Private Mortgage Insurance (PMI) allows a borrower to purchase a home with as little as 3% down, or refinance a home with as little as 5% equity. The amount of the insurance premium depends on the LTV and FICO score. AimLoan offers two PMI programs:

  • Borrower Paid Mortgage Insurance (BPMI).  The borrower pays a monthly mortgage insurance premium along with their mortgage payment and the mortgage servicer passes the monthly premiums on to the PMI company. 
     
  • Lender Paid Mortgage Insurance (LPMI).  The borrower takes a slightly higher interest rate and the lender pays a one time upfront mortgage insurance premium to the PMI company.  Since interest is generally tax deductible and PMI premiums are generally not, there may be tax advantages to this option over the more traditional BPMI program.

Compare rates, payments and closing costs for BPMI and LPMI using the Search Rates feature on our website.

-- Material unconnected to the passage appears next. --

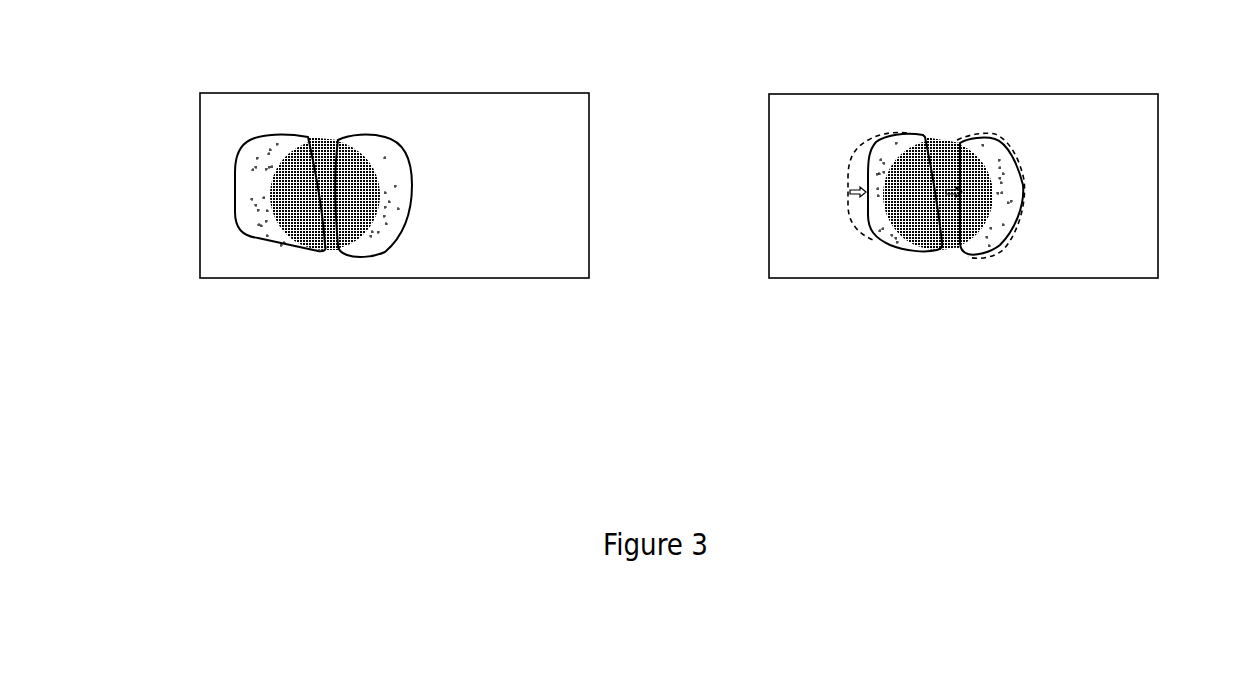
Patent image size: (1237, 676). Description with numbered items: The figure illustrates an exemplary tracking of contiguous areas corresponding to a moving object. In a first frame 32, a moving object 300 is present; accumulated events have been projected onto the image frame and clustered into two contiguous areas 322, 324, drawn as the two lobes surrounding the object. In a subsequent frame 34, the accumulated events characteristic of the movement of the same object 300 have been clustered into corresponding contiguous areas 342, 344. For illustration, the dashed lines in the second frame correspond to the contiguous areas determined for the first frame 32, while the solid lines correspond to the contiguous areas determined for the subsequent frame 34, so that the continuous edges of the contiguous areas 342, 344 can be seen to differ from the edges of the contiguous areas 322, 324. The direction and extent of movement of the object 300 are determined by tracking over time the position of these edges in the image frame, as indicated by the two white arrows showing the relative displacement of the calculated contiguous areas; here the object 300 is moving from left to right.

Enter a scenario with a loan amount greater than 80%, and no greater than 95%, of the property value entered.

The following table summarizes the loan-to-value (LTV), credit score (FICO) and debt-to-income (DTI) requirements to be eligible for PMI:

PMI GUIDELINES
Purpose Property Type Max Loan Max LTV Min FICO Max DTI
PRIMARY RESIDENCE
Purchase SFR/Condo 424,100 97% 620 50%
No Cash Out Refi SFR/Condo 424,100 95% 620 50%
Purchase or No Cash Out Refi SFR/Condo Super Conforming 90% 620 50%
SECOND HOME
Purchase or No Cash Out Refi SFR/Condo 424,100 90% 620 50%
INVESTMENT PROPERTY
Purchase SFR/Condo 424,100 85% 680 50%

AimLoan orders PMI from the PMI company offering the lowest premium for a borrower's particular situation - Click on the below links to view the rates and guidelines of the four major PMI companies currently writing new policies:

MGIC United Guaranty
Genworth Radian

Cancellation of BPMI

By federal law, BPMI on a single family residence or condominium, used as a primary residence or second home, is automatically cancelled on the date the principal balance is scheduled to reach 78% of the value of the property at the time the loan was made.  This date is disclosed in the Truth-in Lending disclosure received at time of application and is generally many years into the amortization schedule.

AimLoan follows Fannie Mae and Freddie Mac guidelines which allow for an earlier cancellation upon a borrower's request when:

Early cancellation based on the original property value

  1. The loan has an acceptable payment record, defined as no payment 30 days or more past due in the last 12 months and no payment 60 days or more past due in the last 24 months.
  2. The borrower pays for a new appraisal, to be ordered by the lender/servicer.
  3. The remaining principal balance is no more than 80% of the lesser of the original property value or the current appraised value.

Early cancellation based on current appreciated property value

  1. At least two years have passed since the loan was originated.
  2. The loan has an acceptable payment record, defined as no payment 30 days or more past due in the last 12 months and no payment 60 days or more past due in the last 24 months.
  3. The borrower pays for a new appraisal of the property, to be ordered by the lender/servicer.
  4. The remaining principal balance is no more than 75% of the current property value if two to five years have elapsed since the origination date or 80% of the current property value if five or more years have elapsed since the origination date.